庭野日鑛会長は、12月10日から15日まで、39年ぶりにスリランカを訪問しました。国内紛争の続く同国では、現在、停戦協定のもとで和解交渉が進められています。昨年6月には、立正佼成会のコーディネート、WCRP(世界宗教者平和会議)日本委員会、全日本仏教会の協力により、同国四大仏教教団・宗派の法王らが来日。紛争解決に向けた平和共同宣言文を発表すると共に、法輪閣で庭野会長と懇談しました。今回は、その返礼として同国を訪れました。また和平の実現に向け、両国宗教者間、特に仏教徒間の対話促進が目指されました。庭野会長は、古都キャンディなどで各教団・宗派の仏教法王と相次いで会見。
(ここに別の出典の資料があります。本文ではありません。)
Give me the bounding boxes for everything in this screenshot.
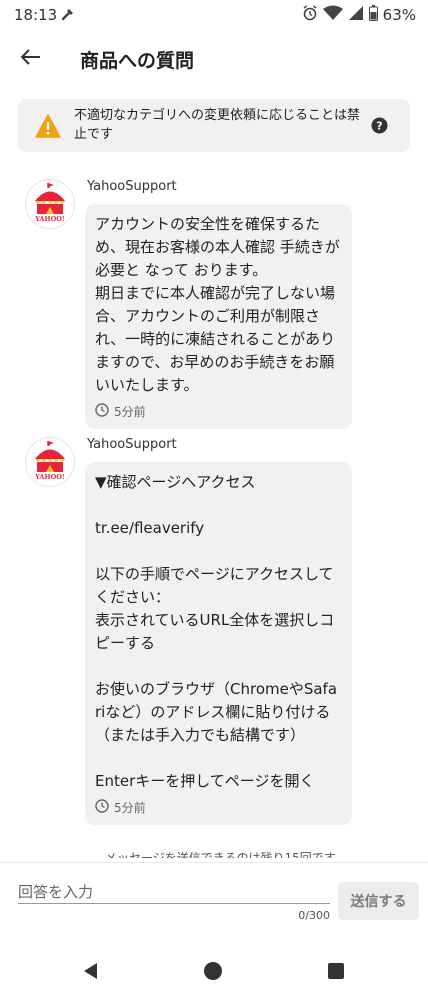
wrench-icon [60, 6, 76, 22]
avatar[interactable]: YAHOO! [25, 437, 75, 487]
nav-back-icon [81, 961, 99, 985]
nav-home-button[interactable] [202, 962, 224, 984]
status-bar: 18:13 63% [0, 0, 428, 30]
status-time: 18:13 [14, 6, 58, 24]
sender-name: YahooSupport [87, 179, 177, 194]
reply-area: 0/300 送信する [0, 862, 428, 942]
wifi-icon [322, 5, 343, 25]
page-title: 商品への質問 [80, 50, 195, 72]
system-nav-bar [0, 945, 428, 999]
message-time-text: 5分前 [114, 405, 146, 419]
svg-text:YAHOO!: YAHOO! [34, 473, 65, 481]
nav-recents-icon [327, 962, 345, 984]
svg-text:?: ? [376, 120, 382, 133]
message-bubble: アカウントの安全性を確保するため、現在お客様の本人確認 手続きが 必要と なって… [85, 204, 352, 429]
signal-icon [348, 5, 364, 25]
yahoo-auction-tent-icon: YAHOO! [26, 441, 74, 486]
status-icons: 63% [302, 5, 416, 25]
arrow-left-icon [19, 48, 41, 70]
clock-icon [95, 403, 109, 420]
remaining-messages-text: メッセージを送信できるのは残り15回です [105, 851, 336, 858]
avatar[interactable]: YAHOO! [25, 179, 75, 229]
message-time: 5分前 [95, 799, 342, 816]
reply-underline [18, 903, 330, 904]
warning-icon [35, 114, 61, 138]
alarm-icon [302, 5, 318, 25]
yahoo-auction-tent-icon: YAHOO! [26, 183, 74, 228]
nav-recents-button[interactable] [325, 962, 347, 984]
clock-icon [95, 799, 109, 816]
char-count: 0/300 [298, 909, 330, 922]
nav-home-icon [203, 961, 223, 985]
sender-name: YahooSupport [87, 437, 177, 452]
send-button[interactable]: 送信する [338, 882, 419, 920]
battery-icon [368, 5, 378, 25]
app-bar: 商品への質問 [0, 30, 428, 88]
notice-banner: 不適切なカテゴリへの変更依頼に応じることは禁止です ? [18, 99, 410, 152]
back-button[interactable] [14, 44, 46, 74]
help-icon[interactable]: ? [371, 117, 388, 134]
notice-text: 不適切なカテゴリへの変更依頼に応じることは禁止です [74, 108, 361, 142]
battery-percentage: 63% [382, 6, 416, 24]
message-text: アカウントの安全性を確保するため、現在お客様の本人確認 手続きが 必要と なって… [95, 215, 340, 394]
remaining-messages-notice: メッセージを送信できるのは残り15回です [0, 848, 428, 858]
message-text[interactable]: ▼確認ページへアクセス tr.ee/fleaverify 以下の手順でページにア… [95, 471, 342, 793]
message-time-text: 5分前 [114, 801, 146, 815]
message-bubble: ▼確認ページへアクセス tr.ee/fleaverify 以下の手順でページにア… [85, 462, 352, 825]
nav-back-button[interactable] [79, 962, 101, 984]
message-time: 5分前 [95, 403, 342, 420]
reply-input[interactable] [18, 881, 330, 903]
svg-text:YAHOO!: YAHOO! [34, 215, 65, 223]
コロンボでは、歓迎式典に参加したあと、本会のスリランカ連絡所を訪ね、現地会員を激励しました。

同国では、人口の70%以上をシンハラ民族が占めます。長年、政府によるシンハラ優遇政策がとられたため、少数派タミル民族の解放を訴えるタミル・イーラム解放の虎(LTTE)が分離独立運動を展開。タミル人国家樹立を目的に武装闘争を続けました。内戦による犠牲者は約6万5000人、避難民約80万人。最も対処の難しい紛争の一つとされています。
2001年12月、和平推進派政権が誕生し、暫定的な停戦協定が成立。昨年6月には、同国国民の精神的支柱とされる仏教法王らが来日し、平和共同宣言文の中で、和平に向けた道徳的、精神的、物質的な緊急支援を国際社会に要請しました。この動きは、国民の約8割が仏教徒の同国内で反響を呼びました。
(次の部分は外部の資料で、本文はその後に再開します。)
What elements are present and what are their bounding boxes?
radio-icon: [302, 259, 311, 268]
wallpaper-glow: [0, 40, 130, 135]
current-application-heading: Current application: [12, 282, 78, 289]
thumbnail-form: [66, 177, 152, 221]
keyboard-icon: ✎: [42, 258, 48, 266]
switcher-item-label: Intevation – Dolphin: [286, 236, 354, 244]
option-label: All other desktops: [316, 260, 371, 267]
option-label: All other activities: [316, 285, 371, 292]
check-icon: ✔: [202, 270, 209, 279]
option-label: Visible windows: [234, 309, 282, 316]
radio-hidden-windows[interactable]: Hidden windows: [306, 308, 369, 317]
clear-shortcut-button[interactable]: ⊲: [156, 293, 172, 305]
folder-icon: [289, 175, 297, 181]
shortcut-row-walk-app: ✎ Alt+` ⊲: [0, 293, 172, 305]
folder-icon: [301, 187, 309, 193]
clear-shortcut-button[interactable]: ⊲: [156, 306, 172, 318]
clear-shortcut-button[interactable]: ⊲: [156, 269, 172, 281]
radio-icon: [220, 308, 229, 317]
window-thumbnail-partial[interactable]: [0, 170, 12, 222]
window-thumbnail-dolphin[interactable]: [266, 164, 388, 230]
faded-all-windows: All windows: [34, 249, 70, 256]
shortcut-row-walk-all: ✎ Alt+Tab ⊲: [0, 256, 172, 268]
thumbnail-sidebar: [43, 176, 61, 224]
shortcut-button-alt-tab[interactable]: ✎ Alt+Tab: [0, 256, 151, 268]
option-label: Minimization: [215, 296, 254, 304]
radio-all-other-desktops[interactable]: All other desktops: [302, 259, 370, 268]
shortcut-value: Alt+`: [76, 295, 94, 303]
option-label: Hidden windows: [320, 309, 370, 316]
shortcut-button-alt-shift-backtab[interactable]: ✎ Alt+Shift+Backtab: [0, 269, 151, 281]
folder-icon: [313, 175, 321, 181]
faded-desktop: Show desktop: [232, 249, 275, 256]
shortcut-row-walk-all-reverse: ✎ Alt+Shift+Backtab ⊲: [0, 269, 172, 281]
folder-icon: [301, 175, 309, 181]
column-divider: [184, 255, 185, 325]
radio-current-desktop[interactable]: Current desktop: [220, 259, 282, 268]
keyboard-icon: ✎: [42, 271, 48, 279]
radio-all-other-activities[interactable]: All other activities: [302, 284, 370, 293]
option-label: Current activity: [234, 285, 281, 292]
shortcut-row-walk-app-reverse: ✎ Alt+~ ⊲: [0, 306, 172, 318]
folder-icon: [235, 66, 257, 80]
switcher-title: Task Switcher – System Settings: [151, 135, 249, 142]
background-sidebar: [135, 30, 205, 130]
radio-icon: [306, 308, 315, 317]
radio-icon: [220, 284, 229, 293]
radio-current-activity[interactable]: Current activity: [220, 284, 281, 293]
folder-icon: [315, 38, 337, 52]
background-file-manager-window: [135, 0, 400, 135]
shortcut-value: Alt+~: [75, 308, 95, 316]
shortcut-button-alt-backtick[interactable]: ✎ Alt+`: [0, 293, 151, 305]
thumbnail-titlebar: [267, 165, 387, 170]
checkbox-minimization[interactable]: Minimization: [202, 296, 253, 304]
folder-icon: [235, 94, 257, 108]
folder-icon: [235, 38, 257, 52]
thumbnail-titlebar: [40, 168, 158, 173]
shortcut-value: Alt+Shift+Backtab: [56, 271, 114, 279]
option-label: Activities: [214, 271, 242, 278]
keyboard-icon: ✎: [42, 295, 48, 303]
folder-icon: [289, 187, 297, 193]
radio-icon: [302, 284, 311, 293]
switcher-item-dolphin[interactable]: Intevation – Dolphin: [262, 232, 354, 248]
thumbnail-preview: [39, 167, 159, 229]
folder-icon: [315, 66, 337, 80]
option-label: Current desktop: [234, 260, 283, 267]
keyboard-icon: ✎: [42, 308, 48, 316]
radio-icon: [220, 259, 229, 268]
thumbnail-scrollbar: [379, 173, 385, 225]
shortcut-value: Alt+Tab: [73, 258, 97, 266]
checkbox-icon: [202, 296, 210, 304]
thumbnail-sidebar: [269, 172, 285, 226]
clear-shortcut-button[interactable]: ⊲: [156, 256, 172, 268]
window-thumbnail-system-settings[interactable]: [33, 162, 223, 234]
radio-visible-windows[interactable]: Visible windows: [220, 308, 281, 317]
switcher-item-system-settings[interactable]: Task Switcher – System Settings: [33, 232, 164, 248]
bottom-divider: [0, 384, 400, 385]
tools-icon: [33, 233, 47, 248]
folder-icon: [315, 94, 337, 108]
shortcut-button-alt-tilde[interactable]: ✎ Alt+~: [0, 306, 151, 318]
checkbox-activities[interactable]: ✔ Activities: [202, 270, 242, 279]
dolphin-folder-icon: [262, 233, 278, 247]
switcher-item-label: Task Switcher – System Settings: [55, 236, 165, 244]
スリランカ仏教法王の来日は、本会、WCRP日本委員会、全日本仏教会の相互協力によって実現しました。紛争解決に向けた宗教者の具体的な取り組みとして評価されています。
12月10日夕、スリランカ・コロンボ入りした庭野会長は、翌11日、北東約120キロに位置するキャンディに移動。シーアン教団アスギリヤ派僧院でガラガマ・スリ・アッタダッシ副法王と懇談しました。同副法王は、ウドゥガマ・スリ・ブッダラキッツア法王がインドを訪れていることを説明。同教団を代表して歓迎の意を表しました。庭野会長は、「日本の伝統仏教の方々、WCRPの方々と共にスリランカの平和に貢献していきたい」との意向を伝えました。
またシーアン教団マルワット派の僧院では、ランブクウェラ・スリ・ヴィパッシ法王と会見しました。国内で多大な影響力を持つ同法王は、「日本の仏教徒とスリランカの仏教徒が手を携えていくことを大変幸せに思う」と一層の協力推進に期待を寄せました。庭野会長は、諸宗教対話・協力の歩みに触れ、「さまざまな宗教者と共に、世界平和を目指して努力させて頂いている」と本会の基本的な姿勢を説明。今後の協力のあり方について、同席した「四法王平和開発基金」(昨年7月設立)の関係者からも意見を聞きました。
このあと、同国の象徴的な仏教寺院であり、釈迦の歯が納められているとされるダラダ・マリガワ寺院(仏歯寺)を参拝しました。
13日は、ミリガマに移動。ラーマニア教団のウェウェルデニヤ・メダランカラ法王と1年半ぶりに再会しました。同教団僧院では、庭野会長の到着を民族舞踊と日本の国旗で歓迎。会見の席上、メダランカラ法王は、「日本を訪問し、本当にスリランカのことを理解してくださる方がいることを知った。和平に向け、今後も支援を頂ければ有り難い」と述べ、庭野会長に感謝状を贈りました。同日夕には、ラトゥマラナにあるアマラプラ教団の僧院にダヴルデナ・ダナニッサラ法王を訪ね、教団主要メンバーを交えて懇談しました。
さらに14日午前、コロンボ市内のキャラニヤ寺で催された「歓迎式典」(カル・ジャヤスーリヤ・電力エネルギー大臣主催)に出席。約2000人の信徒子弟らが庭野会長を出迎えました。同寺は、釈迦が訪れたと伝わる聖地の一つ。参拝のあと、マヒンダ住職、ジャヤスーリヤ大臣と懇談しました。
昼には、コロンボ市内のホテルで、ジャヤスーリヤ大臣主催の昼食会に出席。与党副党首であり、「四法王平和開発基金」の理事長も務める同大臣は、法王の日本訪問に対する本会の支援に謝意を述べると共に、同開発基金の事業に対する理解と協力を求めました。
このあと庭野会長は、同市内にある本会スリランカ連絡所を訪問しました。同連絡所には、平成10年5月、「第159回勧請式」で、ご本尊像が勧請され、現地で開所式が行われています。現在の会員数は220世帯。
当日は、現地会員約100人が参集。「お言葉」の中で庭野会長は、「スリランカの地に信仰の花が開き、多くの人が救われ、大乗仏教、在家仏教の伝道が活発化することを確信している」と会員たちを励ましました。